The Guidance requires each state to submit a “MAGI Conversion Plan.” States will use the converted MAGI income standards to establish income eligibility standards; determine minimum eligibility standards that cannot be reduced until ACA maintenance-of-effort requirements expire (on January 1, 2014 for adults, October 1, 2019 for children); identify premium payment income thresholds for states that tie premium payments to income; and establish income levels for determining whether adults are “newly eligible” for Medicaid, and thus eligible for 100 percent federal matching funds beginning in 2014.  “Newly eligible adults” are adults who would not have been eligible for Medicaid coverage in a state on December 1, 2009.

CMS offers two options for MAGI conversion.  The first is the “Standardized MAGI Conversion Methodology.”  Under the standardized methodology, the Medicaid net-income eligibility standard for each eligibility group is adjusted by calculating the  average size of income disregards for people whose net income falls within 25 percentage points of the federal poverty level (FPL) below the net-income standard and adding this average disregard amount, expressed as a percentage of FPL, to the net income standard, expressed as a percentage of FPL.  The Guidance gives the following example:  If the net income standard was 80 percent of FPL, and the average disregard for individuals with net incomes between 55 and 80 percent of FPL was 7 percent of FPL, the 7 percent would be added to the 80 percent resulting in a converted standard of 87 percent of FPL.  States can use either national survey data provided by CMS or their own state data to make the conversion.  Alternatively, as a second option, states may propose their own alternative conversion methodology instead.

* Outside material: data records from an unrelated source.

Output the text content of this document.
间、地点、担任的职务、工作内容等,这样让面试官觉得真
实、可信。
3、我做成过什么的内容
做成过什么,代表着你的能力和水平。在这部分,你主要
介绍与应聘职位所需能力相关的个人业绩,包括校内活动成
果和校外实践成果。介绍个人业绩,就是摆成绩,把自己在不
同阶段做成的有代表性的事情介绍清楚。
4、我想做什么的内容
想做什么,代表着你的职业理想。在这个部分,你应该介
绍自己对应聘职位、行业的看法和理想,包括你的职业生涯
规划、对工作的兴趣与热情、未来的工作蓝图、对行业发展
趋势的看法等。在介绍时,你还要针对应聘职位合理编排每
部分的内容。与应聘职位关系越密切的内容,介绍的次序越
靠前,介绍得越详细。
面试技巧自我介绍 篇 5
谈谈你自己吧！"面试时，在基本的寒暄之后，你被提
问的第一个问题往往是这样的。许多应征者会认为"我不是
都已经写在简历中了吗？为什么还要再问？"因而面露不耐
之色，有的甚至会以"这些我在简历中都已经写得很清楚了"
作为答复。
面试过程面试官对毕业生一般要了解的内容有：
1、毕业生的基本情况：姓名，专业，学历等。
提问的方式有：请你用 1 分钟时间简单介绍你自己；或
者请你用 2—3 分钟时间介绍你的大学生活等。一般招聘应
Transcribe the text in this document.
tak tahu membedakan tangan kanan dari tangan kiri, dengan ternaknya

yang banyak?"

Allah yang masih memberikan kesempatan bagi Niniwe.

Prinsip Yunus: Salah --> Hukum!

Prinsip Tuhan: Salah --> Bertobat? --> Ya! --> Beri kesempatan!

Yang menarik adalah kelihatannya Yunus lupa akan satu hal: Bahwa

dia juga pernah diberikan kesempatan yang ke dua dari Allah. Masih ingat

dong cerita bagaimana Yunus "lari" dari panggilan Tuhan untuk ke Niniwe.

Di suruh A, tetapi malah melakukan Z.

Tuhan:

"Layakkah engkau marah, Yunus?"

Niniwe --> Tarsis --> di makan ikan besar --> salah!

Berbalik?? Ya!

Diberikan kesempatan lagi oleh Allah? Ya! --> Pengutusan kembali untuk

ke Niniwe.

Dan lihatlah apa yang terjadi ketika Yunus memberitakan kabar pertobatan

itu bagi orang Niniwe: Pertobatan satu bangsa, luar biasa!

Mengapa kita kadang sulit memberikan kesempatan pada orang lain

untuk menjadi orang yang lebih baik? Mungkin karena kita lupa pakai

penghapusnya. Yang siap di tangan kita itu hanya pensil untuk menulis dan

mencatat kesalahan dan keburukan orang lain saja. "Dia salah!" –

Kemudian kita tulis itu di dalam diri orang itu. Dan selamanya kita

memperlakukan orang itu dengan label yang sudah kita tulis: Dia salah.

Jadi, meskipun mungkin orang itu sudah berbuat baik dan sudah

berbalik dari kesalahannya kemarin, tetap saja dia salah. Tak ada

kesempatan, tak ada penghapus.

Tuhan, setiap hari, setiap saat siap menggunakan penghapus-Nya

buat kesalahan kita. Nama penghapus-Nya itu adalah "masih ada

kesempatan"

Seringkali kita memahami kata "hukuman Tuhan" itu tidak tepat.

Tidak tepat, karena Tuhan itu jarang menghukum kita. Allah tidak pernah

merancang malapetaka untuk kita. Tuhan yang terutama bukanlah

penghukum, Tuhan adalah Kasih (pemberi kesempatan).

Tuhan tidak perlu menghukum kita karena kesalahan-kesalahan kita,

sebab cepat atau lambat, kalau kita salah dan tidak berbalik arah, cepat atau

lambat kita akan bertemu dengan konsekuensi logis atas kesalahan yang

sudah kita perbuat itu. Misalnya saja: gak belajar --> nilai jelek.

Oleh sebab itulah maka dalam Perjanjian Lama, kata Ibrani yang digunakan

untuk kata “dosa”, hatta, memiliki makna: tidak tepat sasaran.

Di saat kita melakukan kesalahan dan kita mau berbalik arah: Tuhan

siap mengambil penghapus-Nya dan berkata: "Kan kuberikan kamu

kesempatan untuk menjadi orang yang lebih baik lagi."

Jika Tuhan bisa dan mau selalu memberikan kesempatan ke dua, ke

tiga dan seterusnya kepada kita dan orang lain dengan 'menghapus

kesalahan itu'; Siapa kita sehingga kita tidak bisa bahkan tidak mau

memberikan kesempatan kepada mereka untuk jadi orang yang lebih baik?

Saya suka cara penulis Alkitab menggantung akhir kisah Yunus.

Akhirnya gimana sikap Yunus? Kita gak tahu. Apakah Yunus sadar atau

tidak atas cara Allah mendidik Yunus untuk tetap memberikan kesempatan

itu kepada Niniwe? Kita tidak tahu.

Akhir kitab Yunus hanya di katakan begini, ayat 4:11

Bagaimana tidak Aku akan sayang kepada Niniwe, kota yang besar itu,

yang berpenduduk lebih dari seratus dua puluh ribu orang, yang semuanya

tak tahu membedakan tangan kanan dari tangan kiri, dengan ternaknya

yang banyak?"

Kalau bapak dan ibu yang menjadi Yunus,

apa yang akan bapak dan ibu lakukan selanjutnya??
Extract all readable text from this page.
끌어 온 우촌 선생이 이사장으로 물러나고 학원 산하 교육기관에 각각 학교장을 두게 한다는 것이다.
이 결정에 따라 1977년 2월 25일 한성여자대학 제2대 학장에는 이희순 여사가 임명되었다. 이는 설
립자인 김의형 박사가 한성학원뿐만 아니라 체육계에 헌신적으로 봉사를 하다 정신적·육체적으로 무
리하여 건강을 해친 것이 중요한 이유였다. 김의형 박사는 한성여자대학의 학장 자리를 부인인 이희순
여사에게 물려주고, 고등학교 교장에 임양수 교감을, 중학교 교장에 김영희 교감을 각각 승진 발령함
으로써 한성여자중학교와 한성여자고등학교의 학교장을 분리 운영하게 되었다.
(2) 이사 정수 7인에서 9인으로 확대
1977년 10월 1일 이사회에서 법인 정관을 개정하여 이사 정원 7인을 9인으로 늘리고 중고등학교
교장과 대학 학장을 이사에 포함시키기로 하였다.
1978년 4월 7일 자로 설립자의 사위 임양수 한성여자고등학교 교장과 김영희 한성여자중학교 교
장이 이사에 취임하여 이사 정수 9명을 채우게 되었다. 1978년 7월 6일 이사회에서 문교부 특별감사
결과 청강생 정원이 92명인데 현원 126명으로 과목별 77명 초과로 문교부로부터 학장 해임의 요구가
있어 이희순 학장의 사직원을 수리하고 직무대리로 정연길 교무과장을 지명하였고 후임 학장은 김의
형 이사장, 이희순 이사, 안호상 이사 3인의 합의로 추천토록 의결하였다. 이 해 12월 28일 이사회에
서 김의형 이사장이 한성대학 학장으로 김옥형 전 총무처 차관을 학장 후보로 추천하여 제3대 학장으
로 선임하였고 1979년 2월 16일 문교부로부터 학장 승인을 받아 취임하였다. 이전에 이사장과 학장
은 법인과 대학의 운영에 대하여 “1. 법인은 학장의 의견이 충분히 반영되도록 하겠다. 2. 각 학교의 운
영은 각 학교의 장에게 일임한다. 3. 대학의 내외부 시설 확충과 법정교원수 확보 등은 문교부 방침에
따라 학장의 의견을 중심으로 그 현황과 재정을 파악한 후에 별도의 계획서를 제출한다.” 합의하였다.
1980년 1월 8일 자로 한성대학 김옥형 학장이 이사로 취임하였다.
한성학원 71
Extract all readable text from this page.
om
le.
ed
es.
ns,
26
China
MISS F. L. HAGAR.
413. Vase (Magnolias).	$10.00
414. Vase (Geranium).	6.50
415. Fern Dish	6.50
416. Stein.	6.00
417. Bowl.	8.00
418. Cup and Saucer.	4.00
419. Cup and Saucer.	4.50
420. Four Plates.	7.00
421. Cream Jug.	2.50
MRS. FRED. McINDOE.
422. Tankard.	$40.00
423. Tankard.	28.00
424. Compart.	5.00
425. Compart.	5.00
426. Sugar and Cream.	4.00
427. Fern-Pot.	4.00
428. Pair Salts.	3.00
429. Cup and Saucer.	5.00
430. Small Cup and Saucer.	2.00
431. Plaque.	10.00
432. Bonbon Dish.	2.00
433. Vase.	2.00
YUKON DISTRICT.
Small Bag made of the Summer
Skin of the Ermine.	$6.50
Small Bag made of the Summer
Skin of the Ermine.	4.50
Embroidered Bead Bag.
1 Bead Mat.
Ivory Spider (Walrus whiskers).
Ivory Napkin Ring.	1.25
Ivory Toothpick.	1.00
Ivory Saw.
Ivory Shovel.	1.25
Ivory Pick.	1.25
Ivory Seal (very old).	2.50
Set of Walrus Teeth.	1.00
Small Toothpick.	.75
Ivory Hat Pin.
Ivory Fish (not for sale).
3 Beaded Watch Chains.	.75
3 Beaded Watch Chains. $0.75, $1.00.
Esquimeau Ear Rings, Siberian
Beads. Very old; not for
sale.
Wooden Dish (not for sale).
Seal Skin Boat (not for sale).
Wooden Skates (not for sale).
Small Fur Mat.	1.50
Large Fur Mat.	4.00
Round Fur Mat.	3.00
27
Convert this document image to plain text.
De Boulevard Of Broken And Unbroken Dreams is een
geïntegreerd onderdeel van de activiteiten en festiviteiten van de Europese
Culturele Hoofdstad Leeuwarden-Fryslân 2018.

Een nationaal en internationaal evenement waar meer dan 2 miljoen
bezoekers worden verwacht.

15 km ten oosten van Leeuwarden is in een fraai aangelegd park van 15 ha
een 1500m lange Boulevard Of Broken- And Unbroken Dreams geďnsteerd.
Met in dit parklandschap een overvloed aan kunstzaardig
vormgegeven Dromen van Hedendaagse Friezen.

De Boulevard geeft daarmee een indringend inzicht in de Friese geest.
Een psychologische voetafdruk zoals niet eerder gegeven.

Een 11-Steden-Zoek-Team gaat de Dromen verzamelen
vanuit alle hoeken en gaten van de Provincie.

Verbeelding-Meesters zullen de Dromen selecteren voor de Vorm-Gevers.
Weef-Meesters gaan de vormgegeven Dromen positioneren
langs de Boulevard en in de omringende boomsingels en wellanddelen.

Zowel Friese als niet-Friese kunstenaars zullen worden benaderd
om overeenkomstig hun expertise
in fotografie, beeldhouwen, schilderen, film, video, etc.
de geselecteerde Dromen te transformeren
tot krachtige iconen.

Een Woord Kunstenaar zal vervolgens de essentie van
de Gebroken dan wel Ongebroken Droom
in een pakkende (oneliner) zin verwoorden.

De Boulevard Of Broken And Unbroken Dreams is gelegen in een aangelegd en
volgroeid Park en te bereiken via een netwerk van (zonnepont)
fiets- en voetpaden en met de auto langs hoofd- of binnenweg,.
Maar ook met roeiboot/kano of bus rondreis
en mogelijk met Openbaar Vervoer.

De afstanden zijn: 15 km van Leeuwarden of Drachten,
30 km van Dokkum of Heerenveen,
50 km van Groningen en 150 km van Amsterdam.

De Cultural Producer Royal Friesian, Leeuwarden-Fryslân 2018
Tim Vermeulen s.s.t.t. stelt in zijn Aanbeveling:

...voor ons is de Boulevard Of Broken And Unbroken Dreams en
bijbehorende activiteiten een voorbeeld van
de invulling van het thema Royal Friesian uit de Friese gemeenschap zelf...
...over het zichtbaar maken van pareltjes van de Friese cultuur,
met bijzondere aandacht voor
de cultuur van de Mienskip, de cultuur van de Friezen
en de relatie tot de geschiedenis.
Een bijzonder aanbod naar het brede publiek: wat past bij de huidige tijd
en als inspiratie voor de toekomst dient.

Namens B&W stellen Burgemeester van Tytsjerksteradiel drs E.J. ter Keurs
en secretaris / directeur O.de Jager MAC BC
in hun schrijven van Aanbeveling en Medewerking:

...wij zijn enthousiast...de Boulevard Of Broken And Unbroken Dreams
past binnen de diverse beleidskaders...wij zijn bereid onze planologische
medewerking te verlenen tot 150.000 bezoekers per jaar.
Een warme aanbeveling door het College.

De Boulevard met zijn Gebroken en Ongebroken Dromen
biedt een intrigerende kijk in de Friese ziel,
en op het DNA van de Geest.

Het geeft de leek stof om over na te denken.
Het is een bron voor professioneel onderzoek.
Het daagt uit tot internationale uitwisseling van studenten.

The Guidance also sets out a timeline for MAGI conversion.  By January 15, 2013, CMS will send each state a template mapping each states eligibility standards and rules.  States will review these and confirm the accuracy of the information.  Apparently most states have already done this.  By February 15, states must submit a nonbinding statement of intent as to their conversion methodology.

Between January and April of 2013, CMS will develop converted MAGI-based standards using federal data and submit them to the states for review.  States that choose to use the CMS-derived MAGI standards must submit their final conversion plans no later than May 31, 2013.  States deciding to use their own data or an alternative methodology should submit their plans by April 30, 2013.  In either event, states will be notified of final approval by June 15, 2013.  Finally, state MAGI-based income standards must be shared with the exchange by June, 2013, to support open enrollment by October 1, 2013.  The MAGI-based standards must also be memorialized in a state plan amendment.